Dla jednych rozwój osobisty jest sposobem na rozrywkę, to znaczy traktują rozwój jako hobby. Niekoniecznie chcą zmiany, ale podoba im się klimat rozwojowy, ludzie i wszelkie szkolenia.
Dla innych jest to sposób na utrzymanie się. Tworzą biznes szkoleniowy, zostają autorami albo oba na raz i uczą innych jak żyć.
Dla jeszcze innych jest to sposób na szybki zarobek. Jest o nich bardzo głośno we wszelkich mediach zarówno od dobrej, jak i złej strony. Dla nich liczy się głównie kasa, a ludzie są gdzieś na dalszym planie.
Dla następnych ludzi w kolejce, rozwój osobisty jest wymówką. Według swojego zdania rozwijają się, więc mogą być od czasu do czasu chamscy albo mogą z książką w ręku leniwie płynąć na materacu z nurtem wydarzeń. W końcu niby to należą do modnej ostatnio grupy „rozwojowców”, więc wolno im.
A jak już jesteśmy przy modzie, to dla kolejnych ludzi rozwój jest modny. Być „rozwojowcem” jest obecnie trendy. Ktoś kupi ze dwie książki, coś nawet przeczyta i wrzuci zdjęcie na Instagram. Jest cool, więc będzie dużo lajków.
Dla następnych ludzi jest on nadzieją. Mają nadzieję, że samo ocieranie się o absolut rozwoju osobistego przyniesie im sukcesy i pieniądze. Oszukują się, że mimo braku praktyki, teoria zmieni za nich życie na lepsze.
Dopiero na końcu, zdaje się najmniej liczna grupa ludzi jest praktykami rozwoju osobistego. Co to znaczy być praktykiem? Prosto: korzystać. Jeśli ktoś zadaje w książce, na szkoleniu, albo właśnie teraz gdy to czytasz pytanie: „co jest dla Ciebie najważniejsze w życiu?”, bierzesz to pytanie na poważnie i zaczynasz szukać. Co jest dla ciebie najważniejsze?
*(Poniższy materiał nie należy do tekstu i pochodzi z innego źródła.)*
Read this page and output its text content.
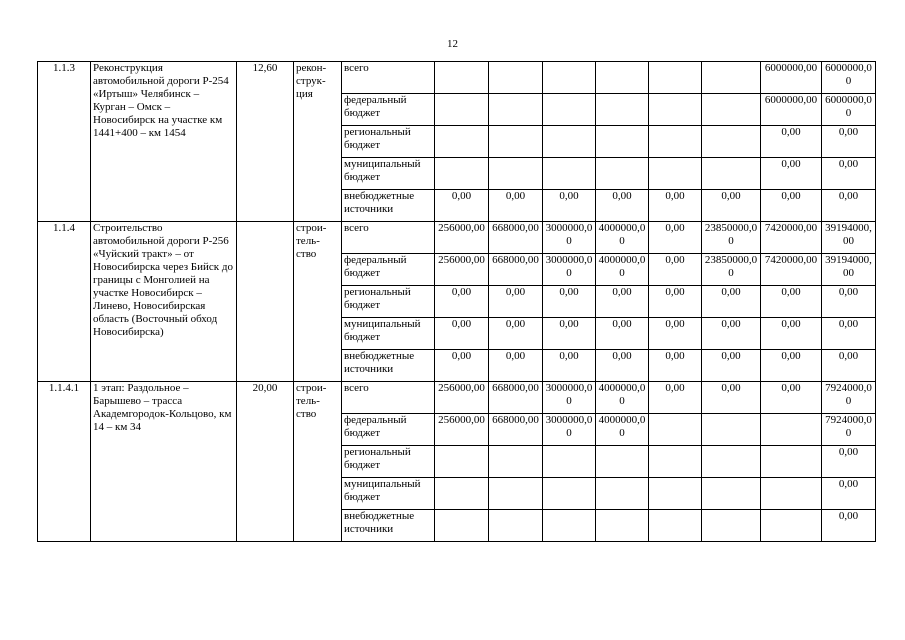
12
1.1.3	Реконструкция автомобильной дороги Р-254 «Иртыш» Челябинск – Курган – Омск – Новосибирск на участке км 1441+400 – км 1454	12,60	рекон-струк-ция	всего							6000000,00	6000000,00
				федеральный бюджет							6000000,00	6000000,00
				региональный бюджет							0,00	0,00
				муниципальный бюджет							0,00	0,00
				внебюджетные источники	0,00	0,00	0,00	0,00	0,00	0,00	0,00	0,00
1.1.4	Строительство автомобильной дороги Р-256 «Чуйский тракт» – от Новосибирска через Бийск до границы с Монголией на участке Новосибирск – Линево, Новосибирская область (Восточный обход Новосибирска)		строи-тель-ство	всего	256000,00	668000,00	3000000,00	4000000,00	0,00	23850000,00	7420000,00	39194000,00
				федеральный бюджет	256000,00	668000,00	3000000,00	4000000,00	0,00	23850000,00	7420000,00	39194000,00
				региональный бюджет	0,00	0,00	0,00	0,00	0,00	0,00	0,00	0,00
				муниципальный бюджет	0,00	0,00	0,00	0,00	0,00	0,00	0,00	0,00
				внебюджетные источники	0,00	0,00	0,00	0,00	0,00	0,00	0,00	0,00
1.1.4.1	1 этап: Раздольное – Барышево – трасса Академгородок-Кольцово, км 14 – км 34	20,00	строи-тель-ство	всего	256000,00	668000,00	3000000,00	4000000,00	0,00	0,00	0,00	7924000,00
				федеральный бюджет	256000,00	668000,00	3000000,00	4000000,00				7924000,00
				региональный бюджет								0,00
				муниципальный бюджет								0,00
				внебюджетные источники								0,00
Praktycy rozwoju osobistego nie zawsze są bogaci, nie zawsze mają poukładane życie. Często też nie są ludźmi sukcesu. Są za to ludźmi, którzy żyją coraz bardziej świadomie, a to prowadzi do realizacji ich marzeń. Wiedzą też, jaka otacza ich rzeczywistość i potrafią coraz lepiej korzystać z nadarzających się okazji. Zwiększają również swoje osobiste możliwości, choćby ucząc się nowych umiejętności. I gdy dzięki temu wypracowują rezultaty. Jeśli do tego zajdą sprzyjające im okoliczności, osiągają swoje największe życiowe cele.
Do jakiej grupy należysz według Ciebie?